Les premières tentatives

Ce qu’aurait peut-être été Tron sans Mœbius et Syd Mead.

Lisberger et son associé Donald Kushner ont démarché de grosses sociétés de production avec leur projet Tron, et à leur grande surprise, c’est Disney qui s’est montré intéressé. Les responsable de l’époque chez Disney disent à présent qu’ils n’avaient strictement rien compris au propos du film, mais que l’enthousiasme de Lisberger les avait profondément impressionnés : il y croyait et les a convaincu que les enfants des années 1980 adoreraient le résultat. Disney s’est néanmoins beaucoup inquiété de ce qu’allait coûter le film et avait peur que son image inhabituelle fasse mal aux yeux des spectateurs.

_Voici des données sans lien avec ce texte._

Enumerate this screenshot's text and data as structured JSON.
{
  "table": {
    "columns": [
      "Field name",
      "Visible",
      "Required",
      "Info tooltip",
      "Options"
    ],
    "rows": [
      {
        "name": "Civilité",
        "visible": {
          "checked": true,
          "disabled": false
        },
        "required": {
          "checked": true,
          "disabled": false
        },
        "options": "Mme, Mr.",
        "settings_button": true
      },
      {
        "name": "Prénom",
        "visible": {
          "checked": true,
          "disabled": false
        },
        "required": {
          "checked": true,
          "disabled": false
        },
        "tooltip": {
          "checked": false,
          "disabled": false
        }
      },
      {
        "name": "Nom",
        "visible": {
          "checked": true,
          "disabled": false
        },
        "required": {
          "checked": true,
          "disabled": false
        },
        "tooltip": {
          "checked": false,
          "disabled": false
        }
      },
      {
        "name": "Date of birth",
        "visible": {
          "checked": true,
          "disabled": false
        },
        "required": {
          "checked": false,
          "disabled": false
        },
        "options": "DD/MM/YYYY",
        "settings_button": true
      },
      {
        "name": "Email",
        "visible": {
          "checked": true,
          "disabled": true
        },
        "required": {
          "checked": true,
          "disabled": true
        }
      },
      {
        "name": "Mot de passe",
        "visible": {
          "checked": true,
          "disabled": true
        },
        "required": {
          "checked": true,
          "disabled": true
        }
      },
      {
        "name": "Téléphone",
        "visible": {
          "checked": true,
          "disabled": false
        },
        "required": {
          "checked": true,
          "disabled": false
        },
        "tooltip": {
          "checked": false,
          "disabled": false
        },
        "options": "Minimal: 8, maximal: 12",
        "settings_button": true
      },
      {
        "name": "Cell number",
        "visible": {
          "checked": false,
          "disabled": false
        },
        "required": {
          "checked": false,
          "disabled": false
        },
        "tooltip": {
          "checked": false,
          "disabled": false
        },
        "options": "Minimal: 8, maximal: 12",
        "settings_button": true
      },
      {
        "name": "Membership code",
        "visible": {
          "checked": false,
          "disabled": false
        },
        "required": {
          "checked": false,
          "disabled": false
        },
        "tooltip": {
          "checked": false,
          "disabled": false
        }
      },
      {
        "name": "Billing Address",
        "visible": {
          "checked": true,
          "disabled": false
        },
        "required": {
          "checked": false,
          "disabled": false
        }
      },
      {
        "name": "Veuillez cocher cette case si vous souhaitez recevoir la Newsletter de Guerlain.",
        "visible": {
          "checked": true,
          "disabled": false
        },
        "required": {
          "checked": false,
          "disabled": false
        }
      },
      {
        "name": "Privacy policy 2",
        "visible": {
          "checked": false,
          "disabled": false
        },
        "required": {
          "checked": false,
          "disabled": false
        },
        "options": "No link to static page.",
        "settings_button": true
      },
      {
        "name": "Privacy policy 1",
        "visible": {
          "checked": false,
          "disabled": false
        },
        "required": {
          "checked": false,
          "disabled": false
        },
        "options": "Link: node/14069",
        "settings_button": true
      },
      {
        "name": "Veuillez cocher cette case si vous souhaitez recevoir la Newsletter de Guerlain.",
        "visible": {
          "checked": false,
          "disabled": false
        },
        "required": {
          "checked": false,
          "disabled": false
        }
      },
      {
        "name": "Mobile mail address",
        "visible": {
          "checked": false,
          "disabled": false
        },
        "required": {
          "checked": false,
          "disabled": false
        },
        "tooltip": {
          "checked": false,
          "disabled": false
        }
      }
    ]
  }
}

Le projet n’a vraiment pu réussir que lorsque deux personnes sont entrées dans l’équipe. Le premier est Harrison Ellenshaw, superviseur des effets visuels, et auteur des « matte paintings » de Star Wars, qui a convaincu Disney de la faisabilité du film. Le second, c’est Jeff Bridges, acteur en pleine ascension, remarqué au début des années 1970 chez Peter Bogdanovich et Michael Cimino, et premier rôle dans le King Kong de 1977, dont l’adhésion au projet a convaincu d’autres acteurs de jouer dans le film, bien que le scénario leur ait semblé — cela revient de manière constante dans leurs témoignages —, totalement incompréhensible.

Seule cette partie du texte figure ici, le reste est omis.